Klensky is immediately released, but he does not return to medicine. Instead, the general "goes to the people." At the end of the film, he is the commandant of a train. Drinking happily, he balances a glass of port on his shaved head.

==Cast==

- Yuri Tsurilo as general Yuri Georgievich Klensky
- Nina Ruslanova as the general's wife
- Mikhail Dementyev as the general's son
- Jüri Järvet Jr. as a Finnish reporter
- Aleksandr Bashirov as Fedya Aramyshev
- Ivan Matskevich as the general's lookalike
- Paulina Myasnikova as the general's mother
- Viktor Mikhaylov as the general's driver
- Nijolė Narmontaite as Sonya
- Olga Samoshina as a teacher in love
- Genrietta Yanovskaya as the general's sister
- Evgeniy Vazhenin as an officer in plainclothes
- Aleksei Zharkov as the head of the Ministry of Internal Affairs of USSR
- Aleksandr Lykov as a convict-driver
- Yuriy Nifontov as Tolik
- Konstantin Vorobyov as a guard at the general's clinic
- Ali Misirov as Joseph Stalin
- Mulid Makoev as Lavrentiy Beria

===Uncredited appearances===
- Viktor Stepanov as Terenty Fomich
- Vladimir Maschenko as chief of the GPU
- Valery Filonov as KGB officer "Pobuzhinsky"
- Nikolay Dick as inspector
- Sergei Diachkov as cadet
- Sergei Russkin as KGB officer
- Sergey Lanbamin as Junior Lieutenant
- Dmitri Prigov as general anesthesiologist in the clinic
- Konstantin Khabensky as orchestra musician with Bengal lights
- Mikhail Trukhin as Conductor
- Gennady Chetverikov as underworld boss
- Anatoly Shvedersky as general doctor in the clinic
- Evgeny Filatov as general doctor in the clinic

==Production==
Production of Khrustalyov, My Car! took seven years for writer-director Aleksei German to finish.

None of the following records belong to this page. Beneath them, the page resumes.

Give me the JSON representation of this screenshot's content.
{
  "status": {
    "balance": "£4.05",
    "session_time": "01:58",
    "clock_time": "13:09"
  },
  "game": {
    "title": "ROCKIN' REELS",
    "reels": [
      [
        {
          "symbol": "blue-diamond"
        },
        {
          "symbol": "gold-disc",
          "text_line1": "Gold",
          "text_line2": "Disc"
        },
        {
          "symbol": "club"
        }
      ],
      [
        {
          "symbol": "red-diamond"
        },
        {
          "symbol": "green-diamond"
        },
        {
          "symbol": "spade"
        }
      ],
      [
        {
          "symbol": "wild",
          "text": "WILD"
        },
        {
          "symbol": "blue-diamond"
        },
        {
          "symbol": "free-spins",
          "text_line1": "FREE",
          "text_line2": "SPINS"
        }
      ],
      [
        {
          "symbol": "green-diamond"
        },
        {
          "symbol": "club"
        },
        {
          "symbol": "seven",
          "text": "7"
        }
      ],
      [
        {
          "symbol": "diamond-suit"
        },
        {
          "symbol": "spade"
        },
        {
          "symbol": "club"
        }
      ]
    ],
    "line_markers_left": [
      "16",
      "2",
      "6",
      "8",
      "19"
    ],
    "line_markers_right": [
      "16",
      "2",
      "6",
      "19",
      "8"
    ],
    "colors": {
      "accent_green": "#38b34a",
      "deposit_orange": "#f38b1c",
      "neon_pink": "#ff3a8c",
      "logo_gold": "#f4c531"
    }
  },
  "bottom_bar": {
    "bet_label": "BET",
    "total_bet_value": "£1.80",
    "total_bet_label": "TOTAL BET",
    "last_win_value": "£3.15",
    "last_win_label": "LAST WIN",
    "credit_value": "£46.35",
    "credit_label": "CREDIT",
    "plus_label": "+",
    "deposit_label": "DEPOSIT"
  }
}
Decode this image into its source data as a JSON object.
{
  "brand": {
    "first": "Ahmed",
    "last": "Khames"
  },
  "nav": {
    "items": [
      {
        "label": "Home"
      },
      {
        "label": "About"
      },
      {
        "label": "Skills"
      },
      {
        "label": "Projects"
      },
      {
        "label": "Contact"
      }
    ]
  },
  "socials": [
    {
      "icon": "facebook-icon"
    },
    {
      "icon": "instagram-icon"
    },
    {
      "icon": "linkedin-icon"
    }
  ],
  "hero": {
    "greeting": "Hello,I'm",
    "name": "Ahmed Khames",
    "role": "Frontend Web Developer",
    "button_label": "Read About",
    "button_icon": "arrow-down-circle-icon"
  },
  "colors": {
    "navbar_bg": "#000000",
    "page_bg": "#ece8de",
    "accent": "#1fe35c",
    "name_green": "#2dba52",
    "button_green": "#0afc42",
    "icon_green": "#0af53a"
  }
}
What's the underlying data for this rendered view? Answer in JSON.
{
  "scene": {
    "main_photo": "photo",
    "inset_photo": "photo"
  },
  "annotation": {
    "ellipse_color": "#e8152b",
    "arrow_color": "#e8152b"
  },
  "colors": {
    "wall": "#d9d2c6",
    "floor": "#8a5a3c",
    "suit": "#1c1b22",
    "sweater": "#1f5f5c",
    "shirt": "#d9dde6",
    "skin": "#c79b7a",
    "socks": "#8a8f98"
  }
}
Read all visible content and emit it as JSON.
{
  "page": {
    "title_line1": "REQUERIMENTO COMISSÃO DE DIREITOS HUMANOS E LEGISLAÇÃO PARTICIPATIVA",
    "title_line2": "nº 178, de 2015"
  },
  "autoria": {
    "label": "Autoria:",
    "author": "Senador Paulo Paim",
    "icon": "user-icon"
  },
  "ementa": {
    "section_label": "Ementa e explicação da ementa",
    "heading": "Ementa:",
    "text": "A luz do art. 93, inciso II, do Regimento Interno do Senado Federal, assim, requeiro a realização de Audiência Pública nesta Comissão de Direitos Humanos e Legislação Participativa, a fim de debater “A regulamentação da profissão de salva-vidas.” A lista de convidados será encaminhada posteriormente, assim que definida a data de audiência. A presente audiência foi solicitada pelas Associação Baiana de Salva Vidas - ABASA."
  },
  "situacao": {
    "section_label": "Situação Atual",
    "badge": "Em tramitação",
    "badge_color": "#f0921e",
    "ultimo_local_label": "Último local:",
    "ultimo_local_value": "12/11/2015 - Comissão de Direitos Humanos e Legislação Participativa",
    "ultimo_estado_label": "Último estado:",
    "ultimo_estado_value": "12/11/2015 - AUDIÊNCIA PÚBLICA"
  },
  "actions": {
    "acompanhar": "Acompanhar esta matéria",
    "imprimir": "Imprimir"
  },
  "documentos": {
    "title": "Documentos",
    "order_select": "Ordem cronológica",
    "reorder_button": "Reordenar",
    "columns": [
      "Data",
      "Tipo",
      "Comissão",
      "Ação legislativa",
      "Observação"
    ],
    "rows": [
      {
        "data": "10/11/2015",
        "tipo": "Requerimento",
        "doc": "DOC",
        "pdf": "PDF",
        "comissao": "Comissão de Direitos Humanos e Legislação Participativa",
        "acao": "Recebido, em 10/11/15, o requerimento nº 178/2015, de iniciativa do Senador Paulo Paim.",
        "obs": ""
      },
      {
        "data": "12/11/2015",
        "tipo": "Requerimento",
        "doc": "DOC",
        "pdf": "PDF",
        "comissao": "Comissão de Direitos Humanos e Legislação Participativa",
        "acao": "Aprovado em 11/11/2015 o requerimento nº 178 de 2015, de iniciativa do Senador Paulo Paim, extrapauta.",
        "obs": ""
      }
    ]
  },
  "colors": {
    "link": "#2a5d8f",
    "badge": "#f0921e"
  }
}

German was able to bring the film to completion through financial backing from France.

==Reception==
The film premiered at the 51st Cannes Film Festival on May 20, 1998 as part of the main competition for the Palme d'Or award.

===Critical response===
During the Cannes premiere of Khrustalyov, My Car!, numerous critics walked out of the screening in disapproval due to its obtuse narrative and lengthy "unfunny" scenes of visual satire. However, film director Martin Scorsese, the jury president for Cannes in 1998, considered it to be the best film in the festival that year. Jacques Mandelbaum of Le Monde also gave the film praise, writing that it is a "carnivalesque record of the Soviet era", and belongs to a category of cinema that "challenges all categories of taste". Writing in 1999, Jean-Marc Durand of the Lyon-based newspaper Le Progrès stated that the film is "incomprehensible, but bewitching", and compared its director Aleksei German to Italian filmmaker Federico Fellini.

Upon its re-release by Arrow Films in December 2018, the film was given renewed critical acclaim. Khrustalyov, My Car! has an approval rating of 100% on review aggregator website Rotten Tomatoes, based on 7 reviews, and an average rating of 8.2/10. British film critic Peter Bradshaw of The Guardian gave the film five out of five stars, describing it as "a surreal fantasia-epic and nihilist political satire of cynicism and violence". Tara Brady of The Irish Times gave it four out of five stars, stating that "People come and go without introduction or elucidation. All of them are in keeping with the Soviet auteur’s grim view of humanity."

===Accolades===
At the 1999 Russian Guild of Film Critics Awards the picture was awarded as Best Film and Aleksei German received the Best Director prize.